IJN - Banda Aceh | Badan Pusat Statistik (BPS) Provinsi Aceh mendata inflasi pada April tahun 2024 sebsar 0,05 Persen. Hal tersebut berdasarkan hasil pemantauan BPS Provinsi Aceh di lima kabupaten/kota yakni Aceh Tengah, Meulaboh, Aceh Tamiang, Banda Aceh, dan Lhokseumawe, tercatat inflasi sebesar 0,05 persen secara month to month (m-to-m), Kamis 2 Mei 2024.
Informasi dari BPS Aceh ada beberapa komoditas yang dominan memberikan andil inflasi m-to-m seperti bawang merah, emas perhiasan, Sigaret Kretek Mesin (SKM), dan jeruk.
Sementara inflasi secara year on year (y-on-y) pada April 2024 mencapai 3,14 persen. Inflasi ini terjadi karena adanya kenaikan harga yang ditunjukkan oleh naiknya hampir seluruh indeks harga kelompok pengeluaran.
Untuk lainnya ada sepuluh komoditas yang dominan memberikan andil inflasi y-on-y pada April 2024 antara lain beras, bawang merah, cabai merah, Sigaret Kretek Mesin (SKM), tomat, emas perhiasan, gula pasir, nasi dengan lauk, bawang putih, dan Sigaret Kretek Tangan (SKT).
Pada level kota/daerah, inflasi m-to-m terjadi di tiga daerah, yakni Kabupaten Aceh Tengah, Aceh Tamiang, dan Kota Lhokseumawe. Sementara itu, inflasi y-on-y terjadi pada kelima kota/daerah, dengan inflasi tertinggi terjadi di Kabupaten Aceh Tengah, yaitu sebesar 4,73 persen, disusul Meulaboh sebesar 4,21 persen.
BPS Provinsi Aceh juga mendata angka Nilai Tukar Petani (NTP). NTP diperoleh dari perbandingan indeks harga yang diterima petani terhadap indeks harga yang dibayar petani. NTP juga merupakan indikator daya beli petani. Pada April 2024, NTP Aceh tercatat sebesar 114,66, mengalami penurunan sebesar 1,48 persen dibandingkan Maret 2024.
Komoditas utama yang menjadi penyumbang kenaikan itu adalah gabah, jagung, dan cabai rawit. Sementara itu, Indeks Harga yang Dibayar Petani (Ib) adalah sebesar 117,12; atau mengalami kenaikan sebesar 0,33 persen dibanding periode sebelumnya. Komoditas utama yang menjadi penyumbang kenaikan Ib adalah bawang merah, emas perhiasan, dan gula pasir.
Kiri Kepala Bappeda Aceh, HT Ahmad Dadek, Kanan Kepala BPS Provinsi Aceh Ahmadriswan Nasution. | (Foto Hendria/Indojayanews)
Kepala BPS Provinsi Aceh Ahmadriswan Nasution menyampaikan data ekspor-impor bulan Maret 2024. Nilai ekspor barang asal Provinsi Aceh bulan Maret 2024 sebesar 51.739.120 USD, turun 10,44 persen dibandingkan bulan Februari.
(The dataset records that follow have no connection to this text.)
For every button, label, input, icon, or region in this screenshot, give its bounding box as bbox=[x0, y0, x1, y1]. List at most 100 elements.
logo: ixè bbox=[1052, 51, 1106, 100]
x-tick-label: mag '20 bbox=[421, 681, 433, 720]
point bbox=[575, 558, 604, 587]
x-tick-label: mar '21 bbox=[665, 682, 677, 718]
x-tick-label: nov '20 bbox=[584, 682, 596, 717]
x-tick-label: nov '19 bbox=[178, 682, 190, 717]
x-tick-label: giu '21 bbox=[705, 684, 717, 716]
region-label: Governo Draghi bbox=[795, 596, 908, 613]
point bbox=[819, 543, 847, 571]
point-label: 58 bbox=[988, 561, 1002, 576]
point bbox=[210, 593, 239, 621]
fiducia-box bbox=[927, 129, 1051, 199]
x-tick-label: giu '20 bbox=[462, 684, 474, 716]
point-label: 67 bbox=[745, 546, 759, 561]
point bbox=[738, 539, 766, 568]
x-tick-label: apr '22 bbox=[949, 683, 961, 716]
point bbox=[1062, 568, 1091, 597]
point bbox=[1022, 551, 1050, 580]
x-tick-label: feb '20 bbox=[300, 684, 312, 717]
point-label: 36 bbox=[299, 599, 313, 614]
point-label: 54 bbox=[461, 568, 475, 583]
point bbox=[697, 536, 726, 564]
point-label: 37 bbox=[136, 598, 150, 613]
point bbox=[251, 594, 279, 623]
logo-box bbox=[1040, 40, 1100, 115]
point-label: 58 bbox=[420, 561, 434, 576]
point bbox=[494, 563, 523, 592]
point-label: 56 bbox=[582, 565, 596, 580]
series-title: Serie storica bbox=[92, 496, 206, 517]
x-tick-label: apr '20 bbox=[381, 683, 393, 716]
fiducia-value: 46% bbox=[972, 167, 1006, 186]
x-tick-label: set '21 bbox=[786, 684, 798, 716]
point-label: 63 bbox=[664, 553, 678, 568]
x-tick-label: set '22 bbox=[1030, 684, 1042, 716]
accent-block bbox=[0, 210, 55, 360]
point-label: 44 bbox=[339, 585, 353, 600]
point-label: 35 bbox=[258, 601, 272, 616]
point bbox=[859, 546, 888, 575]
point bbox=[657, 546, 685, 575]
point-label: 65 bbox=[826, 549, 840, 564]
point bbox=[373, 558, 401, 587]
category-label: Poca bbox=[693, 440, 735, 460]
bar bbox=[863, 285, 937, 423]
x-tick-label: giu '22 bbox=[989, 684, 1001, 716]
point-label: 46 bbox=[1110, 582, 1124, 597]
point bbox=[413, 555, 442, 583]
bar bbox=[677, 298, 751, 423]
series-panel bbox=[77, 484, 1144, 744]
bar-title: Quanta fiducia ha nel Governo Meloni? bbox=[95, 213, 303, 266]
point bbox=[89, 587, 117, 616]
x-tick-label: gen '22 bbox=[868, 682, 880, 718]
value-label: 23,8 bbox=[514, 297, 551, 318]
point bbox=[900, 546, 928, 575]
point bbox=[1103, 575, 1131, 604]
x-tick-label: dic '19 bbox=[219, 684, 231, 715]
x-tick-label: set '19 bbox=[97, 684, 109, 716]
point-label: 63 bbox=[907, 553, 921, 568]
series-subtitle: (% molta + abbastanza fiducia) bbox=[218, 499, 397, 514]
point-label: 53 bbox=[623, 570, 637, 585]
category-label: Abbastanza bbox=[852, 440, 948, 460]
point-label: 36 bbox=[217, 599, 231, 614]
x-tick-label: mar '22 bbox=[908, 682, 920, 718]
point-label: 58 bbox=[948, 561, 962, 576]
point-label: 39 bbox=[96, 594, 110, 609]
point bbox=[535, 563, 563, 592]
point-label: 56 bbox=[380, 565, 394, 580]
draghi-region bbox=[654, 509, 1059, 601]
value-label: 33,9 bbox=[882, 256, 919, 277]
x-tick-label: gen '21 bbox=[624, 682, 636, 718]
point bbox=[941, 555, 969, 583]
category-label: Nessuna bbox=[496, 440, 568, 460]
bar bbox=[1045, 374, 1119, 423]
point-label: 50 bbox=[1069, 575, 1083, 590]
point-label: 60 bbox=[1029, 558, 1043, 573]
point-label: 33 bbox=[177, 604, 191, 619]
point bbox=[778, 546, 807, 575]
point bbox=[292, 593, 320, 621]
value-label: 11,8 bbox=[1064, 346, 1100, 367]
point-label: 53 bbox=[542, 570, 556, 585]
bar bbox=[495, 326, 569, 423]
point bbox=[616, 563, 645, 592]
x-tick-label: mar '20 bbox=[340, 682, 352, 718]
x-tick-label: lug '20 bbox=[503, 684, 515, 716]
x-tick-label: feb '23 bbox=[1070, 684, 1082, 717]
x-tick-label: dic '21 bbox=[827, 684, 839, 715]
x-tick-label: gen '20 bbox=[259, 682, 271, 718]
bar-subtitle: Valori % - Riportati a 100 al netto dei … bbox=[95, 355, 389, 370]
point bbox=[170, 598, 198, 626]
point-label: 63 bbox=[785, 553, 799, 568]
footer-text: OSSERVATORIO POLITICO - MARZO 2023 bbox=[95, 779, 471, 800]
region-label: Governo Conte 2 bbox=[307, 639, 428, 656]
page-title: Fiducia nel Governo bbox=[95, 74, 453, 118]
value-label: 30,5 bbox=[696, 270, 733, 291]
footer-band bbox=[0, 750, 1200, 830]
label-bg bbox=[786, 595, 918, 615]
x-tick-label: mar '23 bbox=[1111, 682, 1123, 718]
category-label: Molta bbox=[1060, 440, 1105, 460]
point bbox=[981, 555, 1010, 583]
Kelompok komoditas terbesar yang diekspor adalah bahan bakar mineral, khususnya batubara dan kondensat.
Untuk komoditas Ekspor terbesar Provinsi Aceh selama bulan Maret 2024 ditujukan ke negara India, senilai 25.385.897 USD, dengan komoditas utama berupa batubara. Sementara itu, nilai impor Provinsi Aceh pada bulan Maret 2024 adalah senilai 16.474.555 USD atau turun sebesar 51,64 persen dibandingkan Februari 2024.
Impor Provinsi Aceh selama bulan Maret 2024 paling besar berasal dari Amerika Serikat senilai 8.280.337 USD berupa Gas Butana dan Propana, diikuti Vietnam berupa komoditas Beras senilai 3.960.000 USD.
“Dengan nilai ekspor yang lebih besar dibandingkan nilai impor, neraca perdagangan luar negeri Provinsi Aceh bulan Maret 2024 mengalami surplus, yakni sebesar 35.264.565 USD,” kata Ahmadriswan.
BPS Provinsi Aceh berkomitmen untuk menyediakan data statistik yang berkualitas dan tepat waktu. Diharapkan data ini dapat memberikan insight dan sinyal bagi pemerintah untuk perencanaan, pelaksanaan, dan evaluasi pembangunan di Aceh.